Event

Mary Corse’s First Museum Survey Comes to LACMA

This weekend, the Los Angeles County Museum of Art (LACMA), opens Mary Corse: A Survey in Light, the Chouinard alum’s first solo museum survey. The exhibition, which runs from July 28 to Nov. 11, brings together Corse’s key bodies of work, including 20 paintings, two sculptures and light encasements that she engineered in the 1960s.

Corse (Chouinard 68), emerged as one of the few women associated with the West Coast Light and Space movement. The movement examined how light and geometric shapes can shape both perception and experience. Corse explored those themes through painting, experimenting with elements from the monochrome to the grid, as well as materials such as plexiglass, metallic flakes and clay. The artist completed courses in quantum physics from the University of Southern California in order to be certified to handle Tesla coils needed for her work with plexiglass.

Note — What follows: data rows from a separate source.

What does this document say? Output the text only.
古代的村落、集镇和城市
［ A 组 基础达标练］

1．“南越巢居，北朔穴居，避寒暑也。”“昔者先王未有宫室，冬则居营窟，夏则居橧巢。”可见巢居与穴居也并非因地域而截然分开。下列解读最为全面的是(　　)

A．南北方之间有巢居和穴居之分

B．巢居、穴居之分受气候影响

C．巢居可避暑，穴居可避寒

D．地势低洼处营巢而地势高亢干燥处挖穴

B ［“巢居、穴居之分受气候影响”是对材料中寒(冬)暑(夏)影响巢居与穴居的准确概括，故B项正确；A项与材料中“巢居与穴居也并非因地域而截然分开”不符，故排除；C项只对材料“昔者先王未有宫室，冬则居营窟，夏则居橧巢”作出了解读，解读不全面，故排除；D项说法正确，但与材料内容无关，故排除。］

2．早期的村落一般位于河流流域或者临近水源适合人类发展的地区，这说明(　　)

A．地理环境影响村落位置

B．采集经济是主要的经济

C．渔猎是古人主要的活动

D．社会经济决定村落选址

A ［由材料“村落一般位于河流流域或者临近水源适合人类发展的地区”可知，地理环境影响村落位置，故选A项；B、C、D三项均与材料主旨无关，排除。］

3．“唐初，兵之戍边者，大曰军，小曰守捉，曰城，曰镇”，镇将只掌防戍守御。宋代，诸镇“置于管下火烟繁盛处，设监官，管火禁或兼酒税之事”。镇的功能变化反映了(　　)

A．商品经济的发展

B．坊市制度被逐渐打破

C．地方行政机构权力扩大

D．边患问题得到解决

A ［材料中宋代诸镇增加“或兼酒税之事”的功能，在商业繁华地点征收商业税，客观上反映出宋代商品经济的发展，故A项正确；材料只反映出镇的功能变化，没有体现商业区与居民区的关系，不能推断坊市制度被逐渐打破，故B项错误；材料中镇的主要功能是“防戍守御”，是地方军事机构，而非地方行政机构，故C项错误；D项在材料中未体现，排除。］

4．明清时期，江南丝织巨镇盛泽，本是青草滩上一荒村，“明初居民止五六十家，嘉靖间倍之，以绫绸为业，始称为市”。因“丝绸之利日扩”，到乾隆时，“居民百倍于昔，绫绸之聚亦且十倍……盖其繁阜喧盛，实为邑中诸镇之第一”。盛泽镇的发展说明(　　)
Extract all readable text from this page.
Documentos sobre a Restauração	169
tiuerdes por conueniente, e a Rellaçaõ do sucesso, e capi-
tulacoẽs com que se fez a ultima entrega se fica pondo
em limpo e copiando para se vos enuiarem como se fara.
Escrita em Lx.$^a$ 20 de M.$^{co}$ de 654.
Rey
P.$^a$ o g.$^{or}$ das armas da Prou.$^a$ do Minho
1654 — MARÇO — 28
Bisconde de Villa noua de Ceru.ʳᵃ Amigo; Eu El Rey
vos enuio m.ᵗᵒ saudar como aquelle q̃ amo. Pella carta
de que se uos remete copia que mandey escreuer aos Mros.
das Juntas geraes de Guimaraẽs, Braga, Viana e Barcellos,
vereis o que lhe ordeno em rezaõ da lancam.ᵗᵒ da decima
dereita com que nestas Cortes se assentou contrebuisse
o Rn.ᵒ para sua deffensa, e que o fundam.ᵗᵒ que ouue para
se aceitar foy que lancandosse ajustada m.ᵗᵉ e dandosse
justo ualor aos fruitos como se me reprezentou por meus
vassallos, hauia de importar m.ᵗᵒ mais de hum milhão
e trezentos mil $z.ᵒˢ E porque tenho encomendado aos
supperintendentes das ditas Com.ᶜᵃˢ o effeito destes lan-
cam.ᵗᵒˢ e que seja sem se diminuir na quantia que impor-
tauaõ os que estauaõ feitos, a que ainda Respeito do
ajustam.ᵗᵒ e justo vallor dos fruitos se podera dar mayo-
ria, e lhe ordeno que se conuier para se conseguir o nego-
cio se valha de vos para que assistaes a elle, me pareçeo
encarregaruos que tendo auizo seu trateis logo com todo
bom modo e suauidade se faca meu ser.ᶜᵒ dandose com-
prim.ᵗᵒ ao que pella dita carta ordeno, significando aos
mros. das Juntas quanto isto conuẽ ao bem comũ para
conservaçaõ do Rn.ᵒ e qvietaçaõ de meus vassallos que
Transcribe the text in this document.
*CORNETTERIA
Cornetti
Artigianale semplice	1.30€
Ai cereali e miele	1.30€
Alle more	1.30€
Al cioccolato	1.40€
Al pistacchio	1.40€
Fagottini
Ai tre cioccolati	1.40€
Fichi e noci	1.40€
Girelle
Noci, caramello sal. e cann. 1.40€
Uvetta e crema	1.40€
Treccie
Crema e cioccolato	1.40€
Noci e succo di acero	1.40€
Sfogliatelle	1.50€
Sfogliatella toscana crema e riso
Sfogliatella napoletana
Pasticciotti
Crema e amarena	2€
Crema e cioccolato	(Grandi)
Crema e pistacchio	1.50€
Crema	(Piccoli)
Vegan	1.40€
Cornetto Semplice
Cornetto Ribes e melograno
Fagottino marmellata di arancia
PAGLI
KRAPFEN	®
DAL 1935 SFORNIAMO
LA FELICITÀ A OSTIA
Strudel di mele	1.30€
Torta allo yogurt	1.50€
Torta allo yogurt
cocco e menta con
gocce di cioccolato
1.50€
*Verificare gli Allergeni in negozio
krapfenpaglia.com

Also featured in the show are her White Light Paintings, begun in 1968, and the Black Earth series that she initiated after moving in 1970 from Downtown Los Angeles to Topanga Canyon, where she lives and works today.

Corse’s paintings and sculptures touch on ideas of temporality, transformation and the subjective nature of perception. If there’s nothing truly static in reality, then why should art be made to be? Her work references the specificity of looking, the viewer’s experience becomes deeply individual and introspective.